May experience an initial increase in attacks - can be managed well with short
term use of BZP but the BZP will enhance the effects of the SSRI.
c. MAO inhibitors
Very effective, can treat concurrent depression, can be used for
prolonged periods without risk of tolerance/dependence BUT have delayed onset
(2-3 weeks) and medication/dietary restrictions.
PHASE 2 - gradual re-exposure to feared situations accompanied by a
series of experiences without panic.
Some people can withdraw from meds after 6 months but others may need
them for years.
SOCIAL PHOBIA: Until recently, counseling was the treatment of choice
for social phobics.
2/3 of people with generalized social phobia resonded to the MAO
inhibitor Nardil.
As noted, Beta-Blockers (like Propanadol) can be helpful in diminishing
performance anxiety. Beta-blockers are B-adrenergic receptor antagonists
that block epinephrine sites.
Epinephrine is a hormone secreted in the medulla.

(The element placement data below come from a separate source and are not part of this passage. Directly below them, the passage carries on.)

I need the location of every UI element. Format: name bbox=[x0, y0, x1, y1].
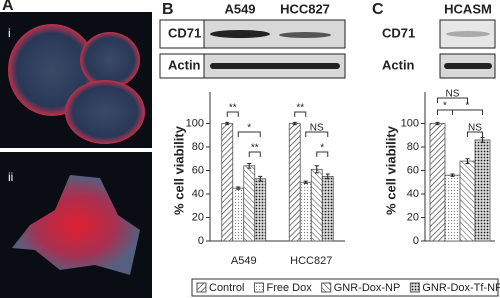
error-bar bbox=[325, 173, 330, 180]
lane-label: A549 bbox=[224, 1, 255, 16]
legend-label: Control bbox=[209, 282, 244, 294]
legend-items: Control Free Dox GNR-Dox-NP GNR-Dox-Tf-NP bbox=[196, 282, 500, 294]
y-tick-label: 0 bbox=[413, 235, 419, 247]
error-bar bbox=[236, 186, 241, 190]
image-label: i bbox=[8, 26, 11, 40]
error-bar bbox=[465, 158, 470, 164]
legend-swatch bbox=[321, 282, 332, 293]
significance-bracket bbox=[316, 151, 329, 157]
cell bbox=[65, 80, 145, 144]
significance-bracket bbox=[467, 131, 483, 137]
legend-swatch bbox=[196, 282, 207, 293]
y-tick-label: 100 bbox=[401, 117, 419, 129]
y-tick-label: 0 bbox=[198, 235, 204, 247]
band bbox=[210, 30, 270, 38]
panel-label: A bbox=[2, 0, 14, 14]
bar bbox=[429, 123, 446, 242]
panel-label: B bbox=[162, 1, 174, 18]
row-label: CD71 bbox=[382, 25, 415, 40]
significance-bracket bbox=[305, 131, 329, 137]
significance-bracket bbox=[452, 109, 483, 115]
significance-label: ** bbox=[229, 103, 237, 114]
legend-label: GNR-Dox-Tf-NP bbox=[422, 282, 500, 294]
bar bbox=[221, 123, 234, 242]
y-tick-label: 20 bbox=[407, 211, 419, 223]
lane-label: HCC827 bbox=[280, 1, 330, 16]
row-label: CD71 bbox=[168, 25, 201, 40]
error-bar bbox=[247, 162, 252, 169]
error-bar bbox=[225, 121, 230, 126]
legend bbox=[191, 278, 499, 297]
error-bar bbox=[435, 121, 440, 126]
y-tick-label: 80 bbox=[192, 141, 204, 153]
bar bbox=[321, 175, 334, 242]
y-tick-label: 40 bbox=[407, 188, 419, 200]
error-bar bbox=[314, 165, 319, 174]
y-tick-label: 100 bbox=[186, 117, 204, 129]
significance-bracket bbox=[294, 111, 307, 117]
y-tick-label: 60 bbox=[407, 164, 419, 176]
bar bbox=[254, 178, 267, 242]
error-bar bbox=[480, 137, 485, 143]
row-label: Actin bbox=[168, 57, 201, 72]
y-axis-label: % cell viability bbox=[171, 125, 186, 215]
significance-bracket bbox=[437, 97, 468, 103]
y-tick-label: 40 bbox=[192, 188, 204, 200]
significance-label: * bbox=[466, 101, 470, 112]
significance-label: NS bbox=[468, 123, 482, 134]
bar bbox=[310, 168, 323, 242]
legend-label: GNR-Dox-NP bbox=[334, 282, 401, 294]
significance-bracket bbox=[237, 131, 261, 137]
significance-label: NS bbox=[446, 89, 460, 100]
bar bbox=[232, 187, 245, 242]
bar bbox=[444, 174, 461, 242]
error-bar bbox=[292, 121, 297, 126]
significance-label: * bbox=[320, 143, 324, 154]
y-tick-label: 80 bbox=[407, 141, 419, 153]
bar bbox=[288, 123, 301, 242]
image-label: ii bbox=[8, 170, 13, 184]
significance-label: NS bbox=[310, 123, 324, 134]
significance-bracket bbox=[248, 151, 261, 157]
y-tick-label: 60 bbox=[192, 164, 204, 176]
significance-bracket bbox=[226, 111, 239, 117]
x-tick-label: HCC827 bbox=[290, 255, 332, 267]
cell bbox=[12, 175, 140, 275]
panel-label: C bbox=[372, 1, 384, 18]
row-label: Actin bbox=[382, 57, 415, 72]
band bbox=[446, 31, 490, 37]
bar bbox=[299, 181, 312, 242]
significance-label: * bbox=[443, 101, 447, 112]
y-axis-label: % cell viability bbox=[383, 125, 398, 215]
band bbox=[279, 32, 331, 38]
lane-label: HCASM bbox=[444, 1, 492, 16]
band bbox=[210, 63, 340, 69]
bar bbox=[243, 165, 256, 242]
error-bar bbox=[450, 173, 455, 177]
bar bbox=[474, 139, 491, 242]
x-tick-label: A549 bbox=[231, 255, 257, 267]
legend-swatch bbox=[253, 282, 264, 293]
error-bar bbox=[258, 175, 263, 182]
cell bbox=[80, 32, 140, 88]
legend-label: Free Dox bbox=[266, 282, 312, 294]
error-bar bbox=[303, 180, 308, 184]
significance-label: * bbox=[247, 123, 251, 134]
y-tick-label: 20 bbox=[192, 211, 204, 223]
bar bbox=[459, 160, 476, 242]
band bbox=[444, 63, 492, 69]
significance-label: ** bbox=[296, 103, 304, 114]
significance-label: ** bbox=[251, 143, 259, 154]
legend-swatch bbox=[409, 282, 420, 293]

Prozac has shown to be successful with 2/3 of social phobics. Also BZP
are helpful for about 80% of social phobics. Therapy also recommended
concurrently.
Paxil is currently FDA approved for Social Phobia.
ANXIOLYTICS IN CHILDREN:
Despite the high prevalence of anxiety disorders in children (10-20%)
very few controlled medication trials have been conducted (only 9 since 1981).
This is partly due to the fact that children respond well to
non-medical interventions for anxiety disorders.
In all studies with benzodiazapines, the medication groups did no
better than placebo controls.
The two studies that did yield significant differences dealt with 1)
school refusers and 2) selective mutism and social phobia
The school refusers did better than controls when given
Tofranil/Imipramine, a tricyclic antidepressant.
The other study on selective mutism and social phobia showed that the
experimental subjects did better than controls when given Prozac.